The company formerly known as TXU Corp. – once the largest privatization ever – is now the 10th -biggest bankruptcy in US history. Dallas-based Energy Future Holdings Corp. filed for Chapter 11 protection Tuesday – undone by an aggressive strategy of using debt to finance bets on natural gas prices, which turned out to be wrong.
The company has a multitude of options to reduce its obligations and to emerge as a viable entity, which include selling its power and gas marketing division, converting bondholders to stockholders and parlaying its hugely successful wires business, known as Oncor.
“This is a story about too much debt,” wrote Jim Hempstead, an analyst with Moody’s Investors Service, in a report last fall. “It was an aggressive use of leverage and it didn’t work.”
In 2007, three private equity firms Goldman Sachs Capital Partners, KKR, and TPG Capital purchased TXU for $45 billion, which included assuming $13 billion in the assumption of outstanding debt. Private equity investors are attracted to assets that produce the steady cash flow needed to help pay down their debt. And TXU had an enormous fleet of power plants along with 2 million residential and business customers.
The demand for power in Texas had been expected to escalate and necessitate the need for more production. The private equity trio came into the deal riding a white horse, promising to take a more environmentally friendly approach and build fewer coal plants than TXU had wanted. But by borrowing big to take over the company, the private equity firms assumed that natural gas prices would remain high and that they would get their investment back. They also thought they would make more margin on the power produced from their coal and nuclear assets, which didn’t happen.

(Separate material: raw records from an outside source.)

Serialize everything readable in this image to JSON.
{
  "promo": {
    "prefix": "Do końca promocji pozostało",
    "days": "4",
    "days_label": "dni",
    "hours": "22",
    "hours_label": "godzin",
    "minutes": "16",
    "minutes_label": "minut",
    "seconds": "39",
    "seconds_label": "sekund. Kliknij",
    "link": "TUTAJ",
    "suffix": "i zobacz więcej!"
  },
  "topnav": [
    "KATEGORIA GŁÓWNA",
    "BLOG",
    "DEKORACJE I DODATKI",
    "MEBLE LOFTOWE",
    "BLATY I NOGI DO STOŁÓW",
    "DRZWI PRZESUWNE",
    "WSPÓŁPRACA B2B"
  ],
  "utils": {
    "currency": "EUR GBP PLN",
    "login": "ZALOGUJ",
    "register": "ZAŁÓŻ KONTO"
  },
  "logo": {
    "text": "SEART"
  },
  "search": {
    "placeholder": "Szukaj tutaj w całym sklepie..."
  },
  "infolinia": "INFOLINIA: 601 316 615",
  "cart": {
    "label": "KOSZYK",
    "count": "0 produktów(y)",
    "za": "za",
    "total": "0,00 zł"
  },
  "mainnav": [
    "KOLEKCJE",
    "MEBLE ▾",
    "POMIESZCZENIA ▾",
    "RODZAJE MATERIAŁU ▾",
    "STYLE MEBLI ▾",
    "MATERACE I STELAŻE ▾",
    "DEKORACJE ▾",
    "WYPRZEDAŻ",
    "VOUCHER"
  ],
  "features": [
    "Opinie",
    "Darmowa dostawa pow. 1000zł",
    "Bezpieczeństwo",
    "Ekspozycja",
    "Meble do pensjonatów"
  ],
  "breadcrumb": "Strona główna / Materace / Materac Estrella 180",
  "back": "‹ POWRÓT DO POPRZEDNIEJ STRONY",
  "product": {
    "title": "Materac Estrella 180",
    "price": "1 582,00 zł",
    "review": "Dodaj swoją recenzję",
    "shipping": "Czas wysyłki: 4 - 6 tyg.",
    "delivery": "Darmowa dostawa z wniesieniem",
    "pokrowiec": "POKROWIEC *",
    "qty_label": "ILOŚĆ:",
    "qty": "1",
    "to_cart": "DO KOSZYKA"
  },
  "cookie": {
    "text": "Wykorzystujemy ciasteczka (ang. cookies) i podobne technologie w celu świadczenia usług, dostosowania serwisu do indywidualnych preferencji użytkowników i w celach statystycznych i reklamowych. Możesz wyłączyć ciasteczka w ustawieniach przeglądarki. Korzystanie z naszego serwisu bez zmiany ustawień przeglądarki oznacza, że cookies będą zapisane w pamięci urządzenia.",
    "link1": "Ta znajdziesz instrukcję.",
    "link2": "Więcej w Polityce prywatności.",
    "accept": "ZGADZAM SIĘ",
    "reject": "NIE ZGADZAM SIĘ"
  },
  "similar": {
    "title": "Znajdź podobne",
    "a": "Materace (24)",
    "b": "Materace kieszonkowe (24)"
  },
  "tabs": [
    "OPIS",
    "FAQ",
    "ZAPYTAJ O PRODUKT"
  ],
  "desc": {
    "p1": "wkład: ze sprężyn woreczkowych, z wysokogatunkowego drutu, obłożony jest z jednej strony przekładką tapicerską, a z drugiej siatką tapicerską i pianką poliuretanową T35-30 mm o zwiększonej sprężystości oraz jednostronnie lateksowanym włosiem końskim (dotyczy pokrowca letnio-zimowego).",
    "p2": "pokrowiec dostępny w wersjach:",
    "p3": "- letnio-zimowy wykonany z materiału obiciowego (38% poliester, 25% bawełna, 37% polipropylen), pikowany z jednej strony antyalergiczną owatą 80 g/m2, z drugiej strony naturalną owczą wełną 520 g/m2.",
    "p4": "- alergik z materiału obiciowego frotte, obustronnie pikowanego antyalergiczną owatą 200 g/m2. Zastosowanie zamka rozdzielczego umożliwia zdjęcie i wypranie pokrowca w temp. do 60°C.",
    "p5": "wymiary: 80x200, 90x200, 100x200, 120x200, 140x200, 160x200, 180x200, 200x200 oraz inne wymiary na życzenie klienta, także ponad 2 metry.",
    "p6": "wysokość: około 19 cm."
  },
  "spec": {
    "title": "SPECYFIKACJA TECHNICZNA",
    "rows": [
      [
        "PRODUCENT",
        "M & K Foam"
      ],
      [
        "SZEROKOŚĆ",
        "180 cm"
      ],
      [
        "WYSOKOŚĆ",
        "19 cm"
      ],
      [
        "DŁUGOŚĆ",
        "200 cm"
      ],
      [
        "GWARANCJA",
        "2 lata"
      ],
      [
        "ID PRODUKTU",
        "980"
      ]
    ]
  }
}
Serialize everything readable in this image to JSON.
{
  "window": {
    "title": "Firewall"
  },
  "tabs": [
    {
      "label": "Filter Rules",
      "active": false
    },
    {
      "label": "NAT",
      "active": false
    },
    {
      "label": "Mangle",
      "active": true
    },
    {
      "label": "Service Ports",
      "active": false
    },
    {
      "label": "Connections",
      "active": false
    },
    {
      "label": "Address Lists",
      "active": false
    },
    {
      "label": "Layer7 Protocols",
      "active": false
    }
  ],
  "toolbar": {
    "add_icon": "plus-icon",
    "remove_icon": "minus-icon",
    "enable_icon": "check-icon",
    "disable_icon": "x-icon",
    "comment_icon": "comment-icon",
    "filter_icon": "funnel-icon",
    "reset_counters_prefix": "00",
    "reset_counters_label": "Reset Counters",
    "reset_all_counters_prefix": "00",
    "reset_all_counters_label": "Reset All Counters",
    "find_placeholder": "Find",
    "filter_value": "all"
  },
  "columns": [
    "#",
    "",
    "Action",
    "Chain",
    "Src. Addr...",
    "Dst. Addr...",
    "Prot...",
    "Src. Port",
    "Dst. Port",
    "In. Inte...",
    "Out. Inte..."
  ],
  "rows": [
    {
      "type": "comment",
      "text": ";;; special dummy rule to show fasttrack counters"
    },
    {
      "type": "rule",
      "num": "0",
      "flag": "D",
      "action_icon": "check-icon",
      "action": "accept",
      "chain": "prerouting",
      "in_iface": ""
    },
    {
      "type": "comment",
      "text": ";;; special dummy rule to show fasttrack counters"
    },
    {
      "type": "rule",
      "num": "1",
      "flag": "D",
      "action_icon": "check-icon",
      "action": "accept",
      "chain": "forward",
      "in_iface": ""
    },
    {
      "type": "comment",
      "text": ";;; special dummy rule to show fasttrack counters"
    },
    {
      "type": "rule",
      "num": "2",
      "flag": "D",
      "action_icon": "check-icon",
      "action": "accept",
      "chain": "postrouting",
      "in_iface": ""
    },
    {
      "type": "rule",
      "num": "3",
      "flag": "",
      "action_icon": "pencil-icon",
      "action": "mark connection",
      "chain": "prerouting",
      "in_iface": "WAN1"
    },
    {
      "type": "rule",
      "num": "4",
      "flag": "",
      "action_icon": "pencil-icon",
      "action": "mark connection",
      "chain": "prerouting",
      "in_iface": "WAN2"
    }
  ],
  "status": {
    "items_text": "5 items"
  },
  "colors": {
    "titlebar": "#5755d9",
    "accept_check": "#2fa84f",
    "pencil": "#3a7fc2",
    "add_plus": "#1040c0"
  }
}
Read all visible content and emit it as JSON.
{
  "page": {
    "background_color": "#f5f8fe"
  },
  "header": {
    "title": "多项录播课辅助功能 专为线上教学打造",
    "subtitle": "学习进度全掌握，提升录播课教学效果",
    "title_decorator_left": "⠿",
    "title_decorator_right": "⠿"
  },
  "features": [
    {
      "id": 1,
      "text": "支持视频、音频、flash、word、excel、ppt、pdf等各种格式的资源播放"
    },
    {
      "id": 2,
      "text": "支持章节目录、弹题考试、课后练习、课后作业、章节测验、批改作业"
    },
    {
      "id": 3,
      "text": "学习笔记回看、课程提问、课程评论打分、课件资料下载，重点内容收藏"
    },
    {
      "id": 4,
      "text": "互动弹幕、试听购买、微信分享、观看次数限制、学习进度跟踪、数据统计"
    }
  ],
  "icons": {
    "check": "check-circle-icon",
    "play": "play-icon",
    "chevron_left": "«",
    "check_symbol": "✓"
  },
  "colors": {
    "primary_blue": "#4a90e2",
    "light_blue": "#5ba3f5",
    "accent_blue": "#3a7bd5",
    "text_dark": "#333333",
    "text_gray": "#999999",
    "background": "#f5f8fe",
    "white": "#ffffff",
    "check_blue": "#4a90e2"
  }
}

The company believed it could service that debt because it assumed gas prices would not go lower than $6 per thousand cubic feet, according to Mr. Hempstead. “The other assumption was that if natural gas prices did fall, they were volatile and would not stay low for a long period time.”
Instead, the US economy entered a deep recession while a glut of natural gas flooded utility markets, sending prices down to as low as $3 per thousand cubic feet. Natural gas prices today are still hovering around $4.80 per million cubic feet.
“It teaches a lesson, which is using debt to make a bet on gas prices is unwise,” says Bob Bellemare, chief operating officer of consulting firm Mykrobel in New Mexico, in an interview. “They bet and they lost and this is the aftermath.”
Now, Energy Future will set a course to allow it to emerge from bankruptcy and to once again become a profitable entity. Most immediately, it hopes to dump its unregulated wholesale trader called Texas Competitive Electric Holdings. News reports say that it can fetch as much as $25 billion. Such trading units buy electric power or natural gas and then sell it to other entities where those commodities can go for a higher price, called arbitrage.
News reports also say that the company is in negotiations with its bondholders to convert $1.7 billion in debt to shares of stock. That ownership would be in Oncor, which is the regulated delivery business that brings in $15 billion a year in dependable earnings. That could be an attractive option, given that several major utilities such as American Electric Power, Exelon Corp., Berkshire Hathaway’s MidAmerican Energy Holdings, and Xcel Energy have expressed an interest – something that would drive up the stock price.
Those who brave the utility winds are not all alike. Another private consortium that included Goldman Sachs bought pipeline magnate Kinder Morgan for $15 billion in 2007. In 2011, Kinder went public again, raising $2.9 billion and turning a nice profit for its owners.
Warren Buffett, whose Berkshire Hathaway is again actively on the hunt for utility assets, bought MidAmerican Energy Holdings in 2000 for $2 billion and PacifiCorp in 2005 for $9.4 billion, which is $5.1 billion in cash and $4.3 billion in debt. Mr. Buffett is known for making critical investments in the business he buys and then holding them for much longer periods than most private equity investors.
Buying regulated assets with reliable revenues are a safer gamble than making predictions as to which direction natural gas prices will head.